00:58But it's the amount of money. It's for the courts. I mean, the courts of the it is for the courts to decide who actually should own the amount of money that is going to be handed over to Mauritius is actually obscene.
01:10When you start digging down into the figures, 45 million pounds a year for 25 years to support projects for economic development in Mauritius.
01:21But this is a deal. OK, so this is like renting a house. This is a deal to actually lease a new base.
01:27So we can freeze our own pensioners, but we can pay for the Mauritian economy to be bumped up.
01:31Yeah, but this is a deal. So where's that coming from?
01:34Diego Garcia as a military base. Where's the money coming from? Because all we keep hearing from the Chancellor is that there's some enormous 22 billion pound black hole.
01:44You know, the one that we've always heard about.

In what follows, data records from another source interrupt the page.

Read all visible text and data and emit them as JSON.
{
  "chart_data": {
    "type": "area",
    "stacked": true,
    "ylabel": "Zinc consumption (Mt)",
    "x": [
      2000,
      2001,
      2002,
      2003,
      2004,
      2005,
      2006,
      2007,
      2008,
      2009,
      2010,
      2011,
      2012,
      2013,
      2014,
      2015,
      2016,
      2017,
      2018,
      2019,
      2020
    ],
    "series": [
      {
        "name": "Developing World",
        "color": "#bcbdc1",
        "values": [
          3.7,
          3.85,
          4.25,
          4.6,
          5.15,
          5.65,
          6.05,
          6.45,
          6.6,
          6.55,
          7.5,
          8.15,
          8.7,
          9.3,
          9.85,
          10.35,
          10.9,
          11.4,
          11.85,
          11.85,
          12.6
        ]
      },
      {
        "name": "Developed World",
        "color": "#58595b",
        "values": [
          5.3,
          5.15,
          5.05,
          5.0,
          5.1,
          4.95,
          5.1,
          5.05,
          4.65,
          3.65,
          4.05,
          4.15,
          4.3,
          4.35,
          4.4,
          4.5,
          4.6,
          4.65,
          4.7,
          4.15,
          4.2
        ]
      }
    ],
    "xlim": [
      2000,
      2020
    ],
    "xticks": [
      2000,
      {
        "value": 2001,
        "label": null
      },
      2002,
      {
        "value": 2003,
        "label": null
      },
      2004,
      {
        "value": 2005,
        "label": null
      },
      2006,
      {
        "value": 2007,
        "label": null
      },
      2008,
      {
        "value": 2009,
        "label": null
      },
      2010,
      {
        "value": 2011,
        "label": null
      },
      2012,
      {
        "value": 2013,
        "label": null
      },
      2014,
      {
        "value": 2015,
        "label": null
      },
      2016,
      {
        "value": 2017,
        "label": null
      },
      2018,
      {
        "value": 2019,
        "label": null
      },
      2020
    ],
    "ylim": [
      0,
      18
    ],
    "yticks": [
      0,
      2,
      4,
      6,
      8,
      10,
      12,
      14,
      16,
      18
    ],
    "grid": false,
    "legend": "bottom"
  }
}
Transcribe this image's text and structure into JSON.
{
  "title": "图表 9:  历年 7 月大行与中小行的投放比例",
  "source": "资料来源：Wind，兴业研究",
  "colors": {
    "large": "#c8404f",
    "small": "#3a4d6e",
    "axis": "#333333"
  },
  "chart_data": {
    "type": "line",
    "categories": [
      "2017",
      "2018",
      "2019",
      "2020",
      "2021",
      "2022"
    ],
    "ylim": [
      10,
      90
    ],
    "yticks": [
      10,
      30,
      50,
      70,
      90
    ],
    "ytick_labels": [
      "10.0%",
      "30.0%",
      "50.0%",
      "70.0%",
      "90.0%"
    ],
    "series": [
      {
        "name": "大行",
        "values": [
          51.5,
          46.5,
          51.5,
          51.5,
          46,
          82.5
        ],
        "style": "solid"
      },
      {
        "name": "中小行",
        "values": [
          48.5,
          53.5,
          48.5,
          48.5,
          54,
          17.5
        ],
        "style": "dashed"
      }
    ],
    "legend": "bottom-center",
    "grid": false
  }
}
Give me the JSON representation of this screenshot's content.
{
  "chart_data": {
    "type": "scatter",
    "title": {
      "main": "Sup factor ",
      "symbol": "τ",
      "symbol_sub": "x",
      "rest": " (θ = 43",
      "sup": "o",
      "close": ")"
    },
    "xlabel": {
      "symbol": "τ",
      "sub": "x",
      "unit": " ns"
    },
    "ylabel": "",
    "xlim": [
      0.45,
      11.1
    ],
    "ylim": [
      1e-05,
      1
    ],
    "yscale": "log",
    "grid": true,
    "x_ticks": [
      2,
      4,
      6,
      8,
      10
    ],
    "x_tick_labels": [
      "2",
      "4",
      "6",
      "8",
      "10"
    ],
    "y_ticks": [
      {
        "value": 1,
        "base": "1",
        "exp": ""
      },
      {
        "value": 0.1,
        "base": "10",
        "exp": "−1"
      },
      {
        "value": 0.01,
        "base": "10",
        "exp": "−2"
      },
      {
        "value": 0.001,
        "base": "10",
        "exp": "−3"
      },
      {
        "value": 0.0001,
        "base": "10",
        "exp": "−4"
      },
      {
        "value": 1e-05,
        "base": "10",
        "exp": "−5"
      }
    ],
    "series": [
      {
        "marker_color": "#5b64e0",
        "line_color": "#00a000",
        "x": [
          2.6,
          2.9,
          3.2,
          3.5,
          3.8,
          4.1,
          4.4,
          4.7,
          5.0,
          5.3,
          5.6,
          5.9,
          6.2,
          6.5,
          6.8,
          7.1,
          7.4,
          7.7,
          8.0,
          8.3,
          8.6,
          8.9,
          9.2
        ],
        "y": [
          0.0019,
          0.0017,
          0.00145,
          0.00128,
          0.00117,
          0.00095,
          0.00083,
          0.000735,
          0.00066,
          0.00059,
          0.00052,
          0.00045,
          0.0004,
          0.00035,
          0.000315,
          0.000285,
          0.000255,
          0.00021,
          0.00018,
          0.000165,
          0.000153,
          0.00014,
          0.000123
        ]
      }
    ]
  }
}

01:45And we're forking out now. I mean, all right, we're not paying all this money up front. It's over 100 years.
01:50Yeah. But it's two million quid a week. I mean, by his conservative figures.
01:53Yes, yes, I know. But because we're leasing then a military base.
01:57I mean, the figures seem to be all over the place, in fairness, that the Telegraph reporting a 30 billion pound cost.
02:04It looks as if that's a kind of calculation on the back of a fag packet.
02:08But whatever the cost is, we're renting something.
02:11Inflation at 2% for 100 years is what that is.
02:15And the other programmes that Claire's spoken about there.
02:17Yeah. But I mean, at the moment, we're talking about about 100 million.
02:20But the figure is not so much important as the principle that if we want to retain that military base, this is the way to do it.
02:28We are renting it. It is like renting a house or something like that.
02:33So on the basis of that, we've got to pay some money out.